Я до сих пор вижу, как она вольно и властно катит свои воды вдоль зеленых берегов. Позже я видел много рек на земле, разных и великих, Волгу и Сену, Днепр и Парану, Ориноко и Темзу, но Сакмара все мне кажется неповторимой. Сколько лет пронеслось, а она течет и течет через мою жизнь. По широкому руслу — не переплывешь без отдыха. С какой-то царственной неспешностью и осанкой…
Вода в Сакмаре темная. От глубины. За рекой еще резче темнеет лес — он глубже Сакмары…
Оттуда по деревянному мосту возами возили смородину и малину. На этом берегу, у деревянной пристани, терлись боками лодки, пошевеливаемые водой. Ржавые цепи держали их на привязи, как зверей. С пристани, с ее шатких мостков, бабы полоскали в реке белье, а когда их не было, старики и мальчишки удили рыбу, тихо соперничая между собой. А если бабы шлепали бельем по воде весь день, то с берега или с лодок ловили лишь плотву. Самым удачливым попадались и сазаны. Изредка.

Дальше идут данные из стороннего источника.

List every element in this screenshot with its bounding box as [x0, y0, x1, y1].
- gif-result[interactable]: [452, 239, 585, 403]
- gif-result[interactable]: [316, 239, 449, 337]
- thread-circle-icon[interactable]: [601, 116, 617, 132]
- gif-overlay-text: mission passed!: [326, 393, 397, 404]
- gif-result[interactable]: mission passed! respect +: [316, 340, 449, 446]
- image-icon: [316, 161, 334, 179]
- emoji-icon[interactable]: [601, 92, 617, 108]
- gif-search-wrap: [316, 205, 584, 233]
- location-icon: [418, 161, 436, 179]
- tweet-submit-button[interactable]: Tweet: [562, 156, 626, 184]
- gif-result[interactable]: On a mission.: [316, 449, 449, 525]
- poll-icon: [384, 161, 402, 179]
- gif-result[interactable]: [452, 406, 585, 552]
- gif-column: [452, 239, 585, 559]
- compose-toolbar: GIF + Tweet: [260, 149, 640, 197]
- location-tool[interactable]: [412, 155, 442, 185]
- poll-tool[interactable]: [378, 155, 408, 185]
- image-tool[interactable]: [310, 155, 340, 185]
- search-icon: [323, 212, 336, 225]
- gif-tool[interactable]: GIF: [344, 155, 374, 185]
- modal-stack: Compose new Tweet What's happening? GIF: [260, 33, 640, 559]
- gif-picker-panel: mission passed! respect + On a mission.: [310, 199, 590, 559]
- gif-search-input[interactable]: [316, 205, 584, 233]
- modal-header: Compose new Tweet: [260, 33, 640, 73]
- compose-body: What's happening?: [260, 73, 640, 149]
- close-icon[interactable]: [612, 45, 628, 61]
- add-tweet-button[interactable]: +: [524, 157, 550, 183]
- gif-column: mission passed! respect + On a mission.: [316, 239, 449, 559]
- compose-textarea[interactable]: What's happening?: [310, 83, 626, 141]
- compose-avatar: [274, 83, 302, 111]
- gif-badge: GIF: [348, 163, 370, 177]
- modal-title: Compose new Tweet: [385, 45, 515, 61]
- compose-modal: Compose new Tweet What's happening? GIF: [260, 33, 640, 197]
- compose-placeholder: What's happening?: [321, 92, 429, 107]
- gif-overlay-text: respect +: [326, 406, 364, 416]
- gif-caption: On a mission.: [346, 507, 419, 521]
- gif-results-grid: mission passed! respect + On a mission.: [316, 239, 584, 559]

— Эй! Ты швырнул каменюку?
Подбирая возле ног камни на берегу, я бросал их в реку. И как-то получилось, что один плюхнулся возле самых мостков.
— Я нечаянно.
Крепкий мальчишка в холщовых штанах и выгоревшей рубашке смотрел на меня с мостков, повернув ко мне курносое лицо. Он погрозил мне пальцем, как степенный мужик несмышленому шалуну, и принялся менять наживку на крючке. Мне казалось, что он забыл про меня, но он оглянулся и позвал:
— Подь сюда!
Я сбежал к нему, не очень быстро, опасливо.
— Хошь удочку подержать?
Я замер. И от предвкушения счастья и оттого, что мостки от моих шагов закачались так, словно решили развалиться.
— На! — Хлестнув леской по воздуху, он уже протягивал мне удилище. — Ты чей?
— Белов, — ответил я, называя дедушкину фамилию. — Мама моя — Белова. А ты?
— Васька, Степанов сын.
— А фамилия?
— Все равно не знаешь. — Он засмеялся. — Я-то Беловых знаю. А мы — Егорушкины. Ну, узнал? Не-ет! Мы кузнецы. — И вдруг быстро-быстро зашептал: — Подсекай, подсекай! Тюря!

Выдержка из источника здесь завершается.